Gibbs is E4D's Executive Director. On behalf of the organization, Gibbs has commented on various science policy issues in the media, including the hiring of Mona Nemer (Canada's Chief Science Advisor), the firing of Molly Shoichet (Ontario's first Chief Scientist) and the introduction of scientific integrity guidelines in the Canadian government.

She was a panellist at the Canadian Science Policy Conference for a panel titled 'Science Integrity: Jump-starting Public Science' and is also the co-author of several articles in the Ottawa Citizen.

=== Awards ===
In 2015, Gibbs was shortlisted for the Everyday Political Citizen of the Year award. Gibbs received a 2016 Young Alumni Awards of Excellence from her alma mater, the University of Ottawa.

=== Politics ===
On September 28, 2021, Gibbs was nominated to run for the Ontario Liberal Party in the 2022 election. Running in Ottawa Centre, she came in second behind incumbent Ontario New Democratic Party Member of Provincial Parliament Joel Harden.

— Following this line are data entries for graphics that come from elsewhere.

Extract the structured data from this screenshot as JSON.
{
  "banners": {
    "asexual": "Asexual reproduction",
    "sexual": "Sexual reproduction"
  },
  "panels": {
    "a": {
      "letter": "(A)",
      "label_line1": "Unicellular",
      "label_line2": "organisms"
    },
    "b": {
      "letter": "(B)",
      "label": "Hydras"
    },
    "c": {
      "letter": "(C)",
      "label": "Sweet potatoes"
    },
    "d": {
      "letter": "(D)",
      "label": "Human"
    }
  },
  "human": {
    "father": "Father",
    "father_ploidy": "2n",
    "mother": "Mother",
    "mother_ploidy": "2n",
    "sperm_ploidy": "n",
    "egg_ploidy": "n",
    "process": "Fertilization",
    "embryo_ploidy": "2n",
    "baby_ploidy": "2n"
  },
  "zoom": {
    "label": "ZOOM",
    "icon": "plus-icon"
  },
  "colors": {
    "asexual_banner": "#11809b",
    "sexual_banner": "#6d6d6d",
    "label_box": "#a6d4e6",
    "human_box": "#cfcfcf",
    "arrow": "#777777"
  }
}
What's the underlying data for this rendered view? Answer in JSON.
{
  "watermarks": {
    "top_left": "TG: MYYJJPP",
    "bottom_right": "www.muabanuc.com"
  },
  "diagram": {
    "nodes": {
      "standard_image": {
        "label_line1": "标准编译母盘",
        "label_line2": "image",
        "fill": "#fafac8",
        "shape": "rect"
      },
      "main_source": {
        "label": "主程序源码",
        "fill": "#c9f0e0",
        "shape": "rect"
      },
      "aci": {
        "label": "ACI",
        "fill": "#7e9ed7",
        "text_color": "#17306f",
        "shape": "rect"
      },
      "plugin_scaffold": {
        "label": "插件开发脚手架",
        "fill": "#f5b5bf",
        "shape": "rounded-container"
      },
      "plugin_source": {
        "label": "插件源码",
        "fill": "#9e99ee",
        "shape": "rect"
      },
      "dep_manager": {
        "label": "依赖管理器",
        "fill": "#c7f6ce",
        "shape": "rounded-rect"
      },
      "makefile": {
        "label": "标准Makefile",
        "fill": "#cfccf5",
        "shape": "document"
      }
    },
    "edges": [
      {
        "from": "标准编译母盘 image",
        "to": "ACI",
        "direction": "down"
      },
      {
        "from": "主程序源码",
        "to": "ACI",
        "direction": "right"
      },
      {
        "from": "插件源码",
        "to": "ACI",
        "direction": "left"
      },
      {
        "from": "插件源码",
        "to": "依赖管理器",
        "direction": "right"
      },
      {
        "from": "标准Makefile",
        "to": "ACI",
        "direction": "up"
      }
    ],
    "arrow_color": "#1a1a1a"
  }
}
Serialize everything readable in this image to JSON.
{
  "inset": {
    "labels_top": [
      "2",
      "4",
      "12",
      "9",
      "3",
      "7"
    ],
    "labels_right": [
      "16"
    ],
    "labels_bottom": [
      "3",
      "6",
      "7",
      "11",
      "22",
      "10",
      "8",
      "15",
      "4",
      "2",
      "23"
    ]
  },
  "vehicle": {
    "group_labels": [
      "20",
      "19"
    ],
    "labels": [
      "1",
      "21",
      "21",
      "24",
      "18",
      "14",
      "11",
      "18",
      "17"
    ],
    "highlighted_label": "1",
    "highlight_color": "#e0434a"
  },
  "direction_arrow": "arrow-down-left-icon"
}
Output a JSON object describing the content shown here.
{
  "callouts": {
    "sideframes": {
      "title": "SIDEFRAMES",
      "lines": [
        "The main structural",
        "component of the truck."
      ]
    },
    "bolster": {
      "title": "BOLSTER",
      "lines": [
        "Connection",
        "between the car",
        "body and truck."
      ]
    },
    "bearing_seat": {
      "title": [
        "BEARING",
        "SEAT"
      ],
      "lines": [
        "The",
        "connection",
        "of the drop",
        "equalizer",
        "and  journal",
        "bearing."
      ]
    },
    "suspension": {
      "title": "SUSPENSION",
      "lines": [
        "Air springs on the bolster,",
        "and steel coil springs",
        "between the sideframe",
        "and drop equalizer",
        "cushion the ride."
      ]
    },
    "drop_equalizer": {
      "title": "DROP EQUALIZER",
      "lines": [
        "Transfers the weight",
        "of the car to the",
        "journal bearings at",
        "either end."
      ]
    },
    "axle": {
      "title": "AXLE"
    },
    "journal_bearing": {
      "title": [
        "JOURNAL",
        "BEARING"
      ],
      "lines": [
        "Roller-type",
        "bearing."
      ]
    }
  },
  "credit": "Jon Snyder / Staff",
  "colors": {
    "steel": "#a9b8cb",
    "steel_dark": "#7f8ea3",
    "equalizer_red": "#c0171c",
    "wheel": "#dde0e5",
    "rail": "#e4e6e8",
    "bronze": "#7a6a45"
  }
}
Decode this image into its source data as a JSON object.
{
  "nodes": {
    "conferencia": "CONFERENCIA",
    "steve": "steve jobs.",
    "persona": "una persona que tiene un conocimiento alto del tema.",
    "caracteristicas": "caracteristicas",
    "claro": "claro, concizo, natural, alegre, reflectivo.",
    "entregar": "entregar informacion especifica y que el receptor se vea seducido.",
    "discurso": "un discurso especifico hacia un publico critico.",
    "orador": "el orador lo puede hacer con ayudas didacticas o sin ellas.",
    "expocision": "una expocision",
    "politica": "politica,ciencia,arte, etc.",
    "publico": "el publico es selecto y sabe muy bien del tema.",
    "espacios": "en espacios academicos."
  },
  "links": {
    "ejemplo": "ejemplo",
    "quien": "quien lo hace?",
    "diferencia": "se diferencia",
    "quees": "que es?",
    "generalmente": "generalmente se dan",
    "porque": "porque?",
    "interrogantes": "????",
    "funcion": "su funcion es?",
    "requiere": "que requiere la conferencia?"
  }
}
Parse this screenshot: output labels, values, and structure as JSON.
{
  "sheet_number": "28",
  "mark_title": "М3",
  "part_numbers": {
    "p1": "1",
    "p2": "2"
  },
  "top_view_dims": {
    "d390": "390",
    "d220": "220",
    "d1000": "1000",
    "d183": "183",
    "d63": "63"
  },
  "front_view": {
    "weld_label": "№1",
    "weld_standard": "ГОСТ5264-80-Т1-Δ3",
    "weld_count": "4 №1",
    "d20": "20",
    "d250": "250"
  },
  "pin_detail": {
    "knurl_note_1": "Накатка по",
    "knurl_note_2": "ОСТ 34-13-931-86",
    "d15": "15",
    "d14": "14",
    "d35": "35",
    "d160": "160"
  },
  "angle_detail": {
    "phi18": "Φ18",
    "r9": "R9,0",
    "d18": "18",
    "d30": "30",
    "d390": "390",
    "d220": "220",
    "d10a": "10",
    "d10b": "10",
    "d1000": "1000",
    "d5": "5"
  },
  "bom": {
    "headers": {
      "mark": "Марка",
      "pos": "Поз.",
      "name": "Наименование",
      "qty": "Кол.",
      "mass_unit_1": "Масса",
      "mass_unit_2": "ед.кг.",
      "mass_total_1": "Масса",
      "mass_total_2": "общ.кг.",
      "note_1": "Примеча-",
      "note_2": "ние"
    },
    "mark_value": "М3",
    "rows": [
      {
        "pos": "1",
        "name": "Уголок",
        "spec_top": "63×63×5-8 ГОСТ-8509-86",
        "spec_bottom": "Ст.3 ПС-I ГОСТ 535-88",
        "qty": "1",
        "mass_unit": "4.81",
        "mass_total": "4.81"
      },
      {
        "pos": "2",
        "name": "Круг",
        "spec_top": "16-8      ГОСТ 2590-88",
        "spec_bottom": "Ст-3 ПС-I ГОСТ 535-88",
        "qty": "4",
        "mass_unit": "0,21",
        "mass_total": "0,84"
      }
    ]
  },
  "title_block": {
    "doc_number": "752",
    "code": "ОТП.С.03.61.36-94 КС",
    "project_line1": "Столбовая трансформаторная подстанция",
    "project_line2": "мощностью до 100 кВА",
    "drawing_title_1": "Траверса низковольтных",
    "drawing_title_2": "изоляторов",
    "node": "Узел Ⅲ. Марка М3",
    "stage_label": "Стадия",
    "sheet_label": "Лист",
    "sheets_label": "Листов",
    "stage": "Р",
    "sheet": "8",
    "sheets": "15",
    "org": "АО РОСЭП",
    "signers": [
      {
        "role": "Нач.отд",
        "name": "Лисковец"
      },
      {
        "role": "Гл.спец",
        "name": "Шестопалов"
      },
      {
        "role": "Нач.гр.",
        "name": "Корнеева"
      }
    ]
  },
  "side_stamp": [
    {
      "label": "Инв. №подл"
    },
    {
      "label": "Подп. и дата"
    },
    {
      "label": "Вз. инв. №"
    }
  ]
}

v; t; e; 2022 Ontario general election: Ottawa Centre
| Party | Candidate | Votes | % | ±% | Expenditures |
|  | New Democratic | Joel Harden | 30,311 | 54.34 | +8.26 | $134,177 |
|  | Liberal | Katie Gibbs | 12,596 | 22.58 | −10.20 | $103,394 |
|  | Progressive Conservative | Scott Healey | 8,773 | 15.73 | −0.31 | $45,558 |
|  | Green | Shelby Bertrand | 2,718 | 4.87 | +1.35 | $11,136 |
|  | New Blue | Glen Armstrong | 798 | 1.43 |  | $1,325 |
|  | None of the Above | Marc Adornato | 233 | 0.42 | −0.26 | $0 |
|  | Communist | Stuart Ryan | 153 | 0.27 | +0.10 | $0 |
|  | Independent | Thomas Borcsok | 82 | 0.15 |  | $378 |
|  | People's Front | Raymond Samuels | 59 | 0.11 |  | $285 |
|  | Independent | Josh Rachlis | 58 | 0.10 |  | $0 |
| Total valid votes/expense limit |  |  | 55,781 | 99.52 | +0.44 | $154,648 |
| Total rejected, unmarked, and declined ballots |  |  | 266 | 0.48 | -0.44 |
| Turnout |  |  | 56,047 | 50.74 | -10.46 |
| Eligible voters |  |  | 109,977 |
|  | New Democratic hold |  | Swing |  | +9.23 |
Source(s) "Summary of Valid Votes Cast for Each Candidate" (PDF). Elections Ontario. 2022. Archived from the original on 2023-05-18.; "Statistical Summary by Electoral District" (PDF). Elections Ontario. 2022. Archived from the original on 2023-05-21.;

== Bibliography ==

=== Selected Academic Publications ===

- Gibbs, K.E. and Currie, D.J. "Protecting Endangered Species: Do the Main Legislative Tools Work?" PLoS ONE. 7(5): e35730.
- Gibbs, K.E., Mackey, R.L. and Currie, D.J. "Human land use, agriculture, pesticides and losses of imperiled species." Diversity and Distributions. 15, 242–253.
- Gibbs, K.E. and Magnuson-Ford, K. "Can scientists speak?"

=== Selected Editorials ===

- Gibbs, K.E. and Westwood, A. "We need a national debate on science." Toronto Star.
- Gibbs, K.E. "Canada’s future depends on a national science strategy that offers bold vision." Power and Influence magazine.